The majority of the oldest old participants reported daily physical activities, healthy eating habits, avoidance of smoking,
frequent socializing, mid-day naps and extremely low rates of depression. Conclusion. Modifiable risk factors, such as physical
activity, diet, smoking cessation and mid-day naps, might depict the “secrets” of the long-livers.
Ikaria, a small Aegean island has recently joined the Blue Zone along with Sardinia in Italy, Okinawa in Japan, Loma Linda in California and Nicoya
Peninsula in Costa Rica.
And a small correction on the previous post about the name of the world renown lipidologist Artemis Simopoulos not Simopoulis.

Bix said...

Thanks for the correction!

Bix said...

Modifiable risk factors, yes. The spate of them ... all so important!
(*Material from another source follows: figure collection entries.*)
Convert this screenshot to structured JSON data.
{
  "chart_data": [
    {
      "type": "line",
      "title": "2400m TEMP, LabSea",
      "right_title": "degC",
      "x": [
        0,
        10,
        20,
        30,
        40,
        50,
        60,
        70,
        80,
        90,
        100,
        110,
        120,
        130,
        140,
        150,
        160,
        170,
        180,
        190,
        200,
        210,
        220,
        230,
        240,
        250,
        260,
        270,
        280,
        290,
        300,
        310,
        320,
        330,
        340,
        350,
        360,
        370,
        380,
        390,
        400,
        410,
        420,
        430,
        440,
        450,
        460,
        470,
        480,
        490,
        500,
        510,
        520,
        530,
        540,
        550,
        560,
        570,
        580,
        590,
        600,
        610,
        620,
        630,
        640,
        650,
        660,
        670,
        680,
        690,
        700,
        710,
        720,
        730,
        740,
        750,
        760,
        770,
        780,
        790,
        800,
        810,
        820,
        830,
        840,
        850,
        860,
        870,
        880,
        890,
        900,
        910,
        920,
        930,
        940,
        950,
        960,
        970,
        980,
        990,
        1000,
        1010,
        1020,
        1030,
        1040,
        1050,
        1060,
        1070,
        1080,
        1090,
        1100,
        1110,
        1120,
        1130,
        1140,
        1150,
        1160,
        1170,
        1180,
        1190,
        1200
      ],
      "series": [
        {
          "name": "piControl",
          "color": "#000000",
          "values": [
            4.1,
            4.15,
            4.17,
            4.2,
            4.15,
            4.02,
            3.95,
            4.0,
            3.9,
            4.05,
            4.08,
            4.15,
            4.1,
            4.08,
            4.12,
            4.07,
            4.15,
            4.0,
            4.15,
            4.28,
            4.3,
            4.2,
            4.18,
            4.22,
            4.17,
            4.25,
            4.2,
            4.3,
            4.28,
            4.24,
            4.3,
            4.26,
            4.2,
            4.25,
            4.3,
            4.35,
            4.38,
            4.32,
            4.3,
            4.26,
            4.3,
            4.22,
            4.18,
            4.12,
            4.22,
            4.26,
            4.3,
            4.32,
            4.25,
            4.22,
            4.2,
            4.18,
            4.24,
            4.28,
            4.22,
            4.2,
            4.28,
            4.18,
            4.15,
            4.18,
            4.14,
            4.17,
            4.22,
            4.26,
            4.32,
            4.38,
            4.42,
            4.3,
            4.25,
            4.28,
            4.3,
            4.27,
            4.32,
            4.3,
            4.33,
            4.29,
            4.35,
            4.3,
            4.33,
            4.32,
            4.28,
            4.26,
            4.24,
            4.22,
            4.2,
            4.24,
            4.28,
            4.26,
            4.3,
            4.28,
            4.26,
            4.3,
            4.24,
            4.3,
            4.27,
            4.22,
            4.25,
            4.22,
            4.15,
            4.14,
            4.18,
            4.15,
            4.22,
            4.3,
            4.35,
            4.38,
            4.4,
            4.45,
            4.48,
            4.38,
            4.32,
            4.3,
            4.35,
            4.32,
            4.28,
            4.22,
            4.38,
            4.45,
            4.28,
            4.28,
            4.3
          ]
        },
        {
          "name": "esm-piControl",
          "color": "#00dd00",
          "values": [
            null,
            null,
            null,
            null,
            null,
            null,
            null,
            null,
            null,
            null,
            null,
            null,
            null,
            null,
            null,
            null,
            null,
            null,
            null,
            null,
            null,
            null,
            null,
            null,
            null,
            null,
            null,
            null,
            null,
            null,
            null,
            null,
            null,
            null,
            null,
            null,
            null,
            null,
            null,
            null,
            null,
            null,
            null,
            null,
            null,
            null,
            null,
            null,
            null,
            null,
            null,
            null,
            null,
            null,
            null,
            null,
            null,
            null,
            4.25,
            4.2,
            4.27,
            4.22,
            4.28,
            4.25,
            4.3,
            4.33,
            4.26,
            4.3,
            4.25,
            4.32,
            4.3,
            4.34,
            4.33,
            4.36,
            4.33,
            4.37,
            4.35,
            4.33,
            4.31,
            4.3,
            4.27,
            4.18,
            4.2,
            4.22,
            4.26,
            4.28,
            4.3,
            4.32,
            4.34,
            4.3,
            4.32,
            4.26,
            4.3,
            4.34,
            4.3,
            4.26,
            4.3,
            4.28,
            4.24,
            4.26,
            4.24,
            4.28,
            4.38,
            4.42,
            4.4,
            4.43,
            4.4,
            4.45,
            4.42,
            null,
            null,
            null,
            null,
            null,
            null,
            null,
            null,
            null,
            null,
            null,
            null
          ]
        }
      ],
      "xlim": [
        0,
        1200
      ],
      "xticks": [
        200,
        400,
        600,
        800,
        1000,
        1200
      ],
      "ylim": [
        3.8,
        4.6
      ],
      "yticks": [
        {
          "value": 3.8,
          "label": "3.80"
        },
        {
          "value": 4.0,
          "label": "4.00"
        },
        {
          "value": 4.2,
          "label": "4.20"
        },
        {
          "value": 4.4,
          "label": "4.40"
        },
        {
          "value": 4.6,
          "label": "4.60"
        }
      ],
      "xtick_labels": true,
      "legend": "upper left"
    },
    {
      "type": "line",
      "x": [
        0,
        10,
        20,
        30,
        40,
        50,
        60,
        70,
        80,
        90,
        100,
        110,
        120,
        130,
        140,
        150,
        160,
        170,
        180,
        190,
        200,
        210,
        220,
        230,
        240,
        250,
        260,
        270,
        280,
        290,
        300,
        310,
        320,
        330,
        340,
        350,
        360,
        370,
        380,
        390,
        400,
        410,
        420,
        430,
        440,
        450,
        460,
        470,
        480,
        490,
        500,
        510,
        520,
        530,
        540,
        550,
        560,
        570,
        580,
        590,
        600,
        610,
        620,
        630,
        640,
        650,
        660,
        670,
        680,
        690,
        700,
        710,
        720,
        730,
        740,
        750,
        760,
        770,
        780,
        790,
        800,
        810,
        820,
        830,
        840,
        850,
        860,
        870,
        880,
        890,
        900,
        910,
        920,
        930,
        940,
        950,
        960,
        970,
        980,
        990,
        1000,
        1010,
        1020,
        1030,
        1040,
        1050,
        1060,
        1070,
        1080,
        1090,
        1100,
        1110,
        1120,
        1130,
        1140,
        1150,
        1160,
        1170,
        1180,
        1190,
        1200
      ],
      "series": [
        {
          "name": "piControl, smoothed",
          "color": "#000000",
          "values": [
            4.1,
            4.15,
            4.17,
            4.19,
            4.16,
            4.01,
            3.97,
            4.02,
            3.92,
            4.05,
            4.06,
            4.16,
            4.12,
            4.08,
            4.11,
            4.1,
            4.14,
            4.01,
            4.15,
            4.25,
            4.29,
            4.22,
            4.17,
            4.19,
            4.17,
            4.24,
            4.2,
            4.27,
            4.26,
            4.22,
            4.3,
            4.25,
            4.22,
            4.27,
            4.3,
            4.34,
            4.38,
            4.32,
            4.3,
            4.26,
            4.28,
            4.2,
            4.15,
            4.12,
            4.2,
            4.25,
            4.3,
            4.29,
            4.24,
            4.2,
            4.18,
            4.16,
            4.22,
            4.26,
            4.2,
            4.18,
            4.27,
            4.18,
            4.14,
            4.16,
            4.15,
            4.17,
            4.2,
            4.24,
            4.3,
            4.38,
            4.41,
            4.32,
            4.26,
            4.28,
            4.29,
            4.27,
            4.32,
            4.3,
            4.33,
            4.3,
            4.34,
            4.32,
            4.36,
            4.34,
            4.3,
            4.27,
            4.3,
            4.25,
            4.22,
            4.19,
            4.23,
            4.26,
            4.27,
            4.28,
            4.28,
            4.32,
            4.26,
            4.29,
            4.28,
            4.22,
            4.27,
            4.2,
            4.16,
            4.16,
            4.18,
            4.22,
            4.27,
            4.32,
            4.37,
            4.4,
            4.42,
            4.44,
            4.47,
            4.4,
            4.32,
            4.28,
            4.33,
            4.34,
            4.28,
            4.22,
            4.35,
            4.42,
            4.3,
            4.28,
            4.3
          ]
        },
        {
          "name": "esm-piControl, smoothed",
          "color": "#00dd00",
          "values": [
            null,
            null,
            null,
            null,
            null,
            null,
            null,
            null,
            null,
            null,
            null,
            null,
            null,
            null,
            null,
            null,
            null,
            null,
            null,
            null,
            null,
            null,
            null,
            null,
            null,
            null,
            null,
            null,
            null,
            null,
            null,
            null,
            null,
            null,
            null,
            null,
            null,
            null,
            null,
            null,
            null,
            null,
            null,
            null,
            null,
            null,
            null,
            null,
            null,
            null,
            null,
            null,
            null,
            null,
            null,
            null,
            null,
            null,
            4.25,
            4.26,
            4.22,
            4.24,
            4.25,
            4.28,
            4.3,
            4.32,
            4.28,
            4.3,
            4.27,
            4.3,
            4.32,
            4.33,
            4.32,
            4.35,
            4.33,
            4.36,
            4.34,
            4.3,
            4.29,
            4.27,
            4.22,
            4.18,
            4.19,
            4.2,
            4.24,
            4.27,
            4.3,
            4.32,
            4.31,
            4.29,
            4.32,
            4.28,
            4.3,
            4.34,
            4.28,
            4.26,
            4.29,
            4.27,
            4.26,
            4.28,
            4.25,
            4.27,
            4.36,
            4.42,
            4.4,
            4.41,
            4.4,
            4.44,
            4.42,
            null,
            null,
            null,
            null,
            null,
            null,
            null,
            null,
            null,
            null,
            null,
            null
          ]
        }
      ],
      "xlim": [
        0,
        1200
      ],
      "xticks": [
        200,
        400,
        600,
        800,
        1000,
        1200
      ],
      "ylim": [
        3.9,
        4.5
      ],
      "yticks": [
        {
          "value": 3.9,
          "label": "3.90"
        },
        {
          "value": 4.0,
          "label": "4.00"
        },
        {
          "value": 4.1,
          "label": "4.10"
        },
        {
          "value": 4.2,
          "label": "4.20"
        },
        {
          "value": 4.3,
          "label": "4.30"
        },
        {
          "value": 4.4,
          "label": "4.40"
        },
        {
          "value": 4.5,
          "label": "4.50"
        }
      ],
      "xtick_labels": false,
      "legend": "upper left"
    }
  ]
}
I think of health, at any given time, as the figure on the right side of the equal sign in an equation. On the left side are all the factors ... raised to a power, multiplied by constants, etc. ... acting at once to produce that figure.

Dr. Mel said...

I love bread. Not the "wonder bread" sort, but really hearty breads of any sort--whole wheat, white sourdough, rye grain (the flattened sort that's all grain), cornbread, you name it. I don't think it's necessarily bad for you as long as you aren't allergic. And you don't load it up w/ a lot of fatty spreads. My life would be the poorer w/o bread and cheese. I think they eat that a lot in Sardinia too!